I did notice however that Subaru has stepped up their interior game quite a bit. No, you won’t confuse the Crosstrek Sport’s interior with some competitors with higher levels of creature comforts, but you will notice higher quality materials throughout. I especially like the water repellant, super durable “StarTex” upholstery, which is perfect for Subaru’s commitment to lifestyle motoring. Sport trim interior also features yellow stitching on the seats, the leather-wrapped steering wheel and dashboard.
Gunmetal and nicely executed faux carbon fiber trim, and a color LCD digital cluster with yellow metallic finish trim rings are examples of a new trend for Subaru interiors.
Crosstrek occupants are also treated to standard Automatic Climate Control, a Starlink 6.5-inch multimedia Plus system that includes Apple CarPlay, Android Auto and Starlink app configurations, and HD and SiriusXM Radio plus a rare CD player for us old heads who still covet the high quality sound of a properly mastered compact disc. Dual USB ports front and rear are bound to keep your passengers well charged for welcome road trips in this very comfortable Sport Ute.
The Crosstrek Sport’s exterior also speaks of the lifestyle activities in the great outdoors with aero efficient styling and rugged-looking body cladding on the bumpers, side sills and wheel arches. It’s all tastefully done. This is quite a handsome vehicle.

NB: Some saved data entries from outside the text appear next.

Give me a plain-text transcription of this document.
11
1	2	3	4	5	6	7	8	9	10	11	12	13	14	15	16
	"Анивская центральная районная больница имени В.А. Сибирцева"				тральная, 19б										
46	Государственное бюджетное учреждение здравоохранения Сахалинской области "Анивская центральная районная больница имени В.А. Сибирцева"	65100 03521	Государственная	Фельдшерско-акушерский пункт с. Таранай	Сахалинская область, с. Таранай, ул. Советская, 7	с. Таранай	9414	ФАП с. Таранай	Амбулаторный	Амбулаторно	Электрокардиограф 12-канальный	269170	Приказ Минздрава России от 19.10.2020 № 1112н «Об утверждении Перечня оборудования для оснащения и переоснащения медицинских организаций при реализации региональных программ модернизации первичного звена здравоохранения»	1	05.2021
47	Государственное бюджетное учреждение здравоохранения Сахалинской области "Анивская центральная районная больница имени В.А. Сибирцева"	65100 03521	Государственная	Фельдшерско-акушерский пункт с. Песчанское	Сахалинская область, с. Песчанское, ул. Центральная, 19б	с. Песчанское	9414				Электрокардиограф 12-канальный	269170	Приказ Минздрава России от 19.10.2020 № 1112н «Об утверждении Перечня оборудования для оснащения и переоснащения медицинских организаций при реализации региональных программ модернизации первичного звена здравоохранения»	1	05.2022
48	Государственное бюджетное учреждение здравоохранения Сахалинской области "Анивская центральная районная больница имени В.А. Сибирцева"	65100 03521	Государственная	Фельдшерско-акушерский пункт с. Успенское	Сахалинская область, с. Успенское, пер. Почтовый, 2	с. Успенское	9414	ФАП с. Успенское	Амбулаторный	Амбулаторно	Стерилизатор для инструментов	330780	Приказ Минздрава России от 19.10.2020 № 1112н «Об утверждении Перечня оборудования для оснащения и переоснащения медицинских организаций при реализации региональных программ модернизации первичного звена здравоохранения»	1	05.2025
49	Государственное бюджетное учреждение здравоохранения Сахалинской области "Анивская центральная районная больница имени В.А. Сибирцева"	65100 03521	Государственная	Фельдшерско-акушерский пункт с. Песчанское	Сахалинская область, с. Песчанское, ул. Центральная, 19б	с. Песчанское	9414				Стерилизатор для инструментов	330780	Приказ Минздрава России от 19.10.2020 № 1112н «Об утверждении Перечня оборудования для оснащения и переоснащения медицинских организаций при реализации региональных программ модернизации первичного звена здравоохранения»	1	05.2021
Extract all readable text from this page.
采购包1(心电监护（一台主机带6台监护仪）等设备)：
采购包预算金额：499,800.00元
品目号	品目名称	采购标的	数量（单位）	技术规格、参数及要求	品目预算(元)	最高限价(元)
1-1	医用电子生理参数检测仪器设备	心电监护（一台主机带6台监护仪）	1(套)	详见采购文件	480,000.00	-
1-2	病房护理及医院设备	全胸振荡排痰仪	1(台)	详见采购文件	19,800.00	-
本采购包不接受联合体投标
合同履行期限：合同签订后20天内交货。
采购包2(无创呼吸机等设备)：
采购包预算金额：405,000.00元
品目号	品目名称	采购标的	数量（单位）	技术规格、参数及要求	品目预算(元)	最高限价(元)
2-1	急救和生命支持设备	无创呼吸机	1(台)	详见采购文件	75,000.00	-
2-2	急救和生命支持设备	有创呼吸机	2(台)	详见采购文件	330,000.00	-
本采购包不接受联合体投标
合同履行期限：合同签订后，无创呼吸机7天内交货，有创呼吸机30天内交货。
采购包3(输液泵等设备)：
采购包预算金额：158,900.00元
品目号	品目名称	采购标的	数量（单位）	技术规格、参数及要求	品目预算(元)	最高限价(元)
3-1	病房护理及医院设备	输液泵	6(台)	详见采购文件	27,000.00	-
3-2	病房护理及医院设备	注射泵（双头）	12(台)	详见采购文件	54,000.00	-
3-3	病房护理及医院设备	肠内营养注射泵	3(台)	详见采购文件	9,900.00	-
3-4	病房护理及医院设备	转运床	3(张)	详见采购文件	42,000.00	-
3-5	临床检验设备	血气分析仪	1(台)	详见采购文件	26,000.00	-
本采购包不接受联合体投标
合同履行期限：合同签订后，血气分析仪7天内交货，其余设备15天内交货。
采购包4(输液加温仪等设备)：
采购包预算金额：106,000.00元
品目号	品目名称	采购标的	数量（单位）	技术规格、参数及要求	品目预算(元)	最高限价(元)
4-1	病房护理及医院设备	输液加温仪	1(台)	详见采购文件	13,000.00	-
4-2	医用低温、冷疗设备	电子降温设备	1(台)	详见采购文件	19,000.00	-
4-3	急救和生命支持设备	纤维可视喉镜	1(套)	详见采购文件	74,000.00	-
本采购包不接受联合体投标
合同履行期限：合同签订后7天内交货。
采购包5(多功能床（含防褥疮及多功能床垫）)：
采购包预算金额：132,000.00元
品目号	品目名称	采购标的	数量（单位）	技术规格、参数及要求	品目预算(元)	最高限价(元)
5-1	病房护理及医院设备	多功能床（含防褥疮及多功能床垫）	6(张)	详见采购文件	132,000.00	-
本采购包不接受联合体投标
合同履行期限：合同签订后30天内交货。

And in an arena that used to be dominated by European brands like Mercedes, BMW, Audi and Volvo, Subaru is now (and has been for some time) an industry leader in safety. It’s one thing to chock your production vehicle with all of the safety bells and whistles consumers are offered in either standard or optional trim levels on new cars, it’s another when those vehicles perform exceptionally in U.S. government and insurance industry testing.
Take the most stringent of the testing protocols executed by the Insurance Institute for Highway Safety (IIHS), and Subaru models consistently earn IIHS Top Safety Pick + ratings, the highest level awarded, ensuring you can survive in a super-sized SUV and pickup truck world.
The 2021 Crosstrek comes in four different trim levels:
- Crosstrek – $22,245 (with 2.0-liter engine)
- Crosstrek Premium – $23,295 (also with 2.0)
- Crosstrek Sport – $26,495 (2.5-liter engine)
- Crosstrek Limited – $27,995 (also with 2.5)
All trim level prices are plus additional options (my tester was outfitted with an expansive power moonroof; Blind Spot Detection with Lane Change Assist and Rear Cross Traffic Alert; and an 8-inch Starlink multimedia system versus the standard 6.5-inch version).
The 2021 Subaru Crosstrek series, and specifically the Crosstrek Sport, is a terrific SUV that combines safety and go-anywhere capability, all at a value price.